En attente de l’accréditation pour les animaux de fermes

Selon lui, les larves comportent de nombreux bienfaits pour l’alimentation des animaux d’élevage, notamment en raison du calcium qui s’y trouve « dans une forme facilement assimilable pour les oiseaux ». « Nos larves se distinguent d’ailleurs de la compétition par cet aspect-là [leur teneur en calcium], en raison de type de déchets organiques utilisés pour les nourrir. Ça reste encore à tester dans le champ, mais la littérature scientifique nous indique qu’il y a un potentiel assez gros là-dessus », affirme-t-il. Ce supplément larvaire riche en calcium, servi aux poules, pourrait améliorer la solidité de la coquille des œufs pondus, entre autres exemples.

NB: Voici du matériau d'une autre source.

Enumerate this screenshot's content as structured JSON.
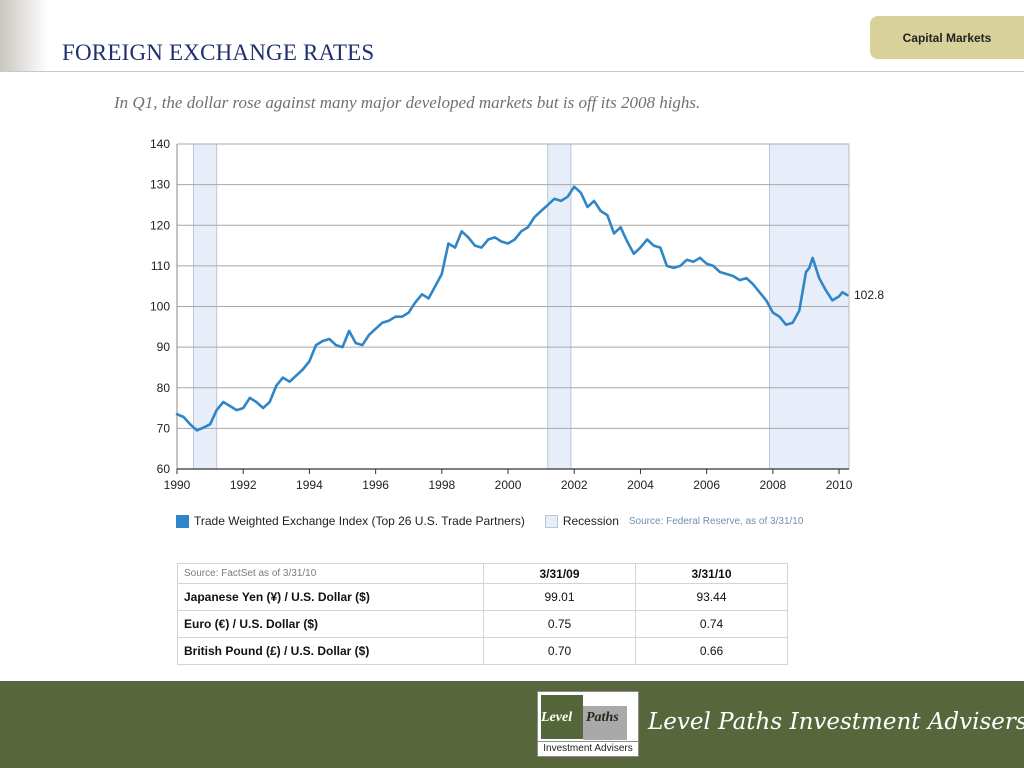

La loi permet déjà au Couvoir Scott de réintroduire les larves de sa production de mouches dans l’alimentation des oiseaux de ses couvoirs, mais pas encore de les commercialiser à grande échelle. Rappelons que l’Agence canadienne d’inspection des aliments autorise déjà l’utilisation des larves d’insectes pour l’alimentation des animaux de compagnie, mais pas encore pour celle des animaux d’élevage. Le processus d’accréditation est encore en cours.

Un prix de l’AQINAC

Le projet d’élevage de mouches soldats noires du Couvoir Scott a remporté le Prix initiative responsable de l’Association québécoise des industries de nutrition animale et céréalière (AQINAC), le 16 juin. Un honneur qui lui a été décerné « pour le caractère hautement innovant du projet, pour la valorisation de l’expertise des ressources à l’interne et la volonté d’identifier de nouvelles avenues dans la gestion des résidus organiques », énumère l’AQINAC dans un communiqué. Il s’agissait de la première édition de ce prix, créé pour récompenser les membres de l’association qui se démarquent en matière d’environnement, de cohabitation sociale et de saine gouvernance.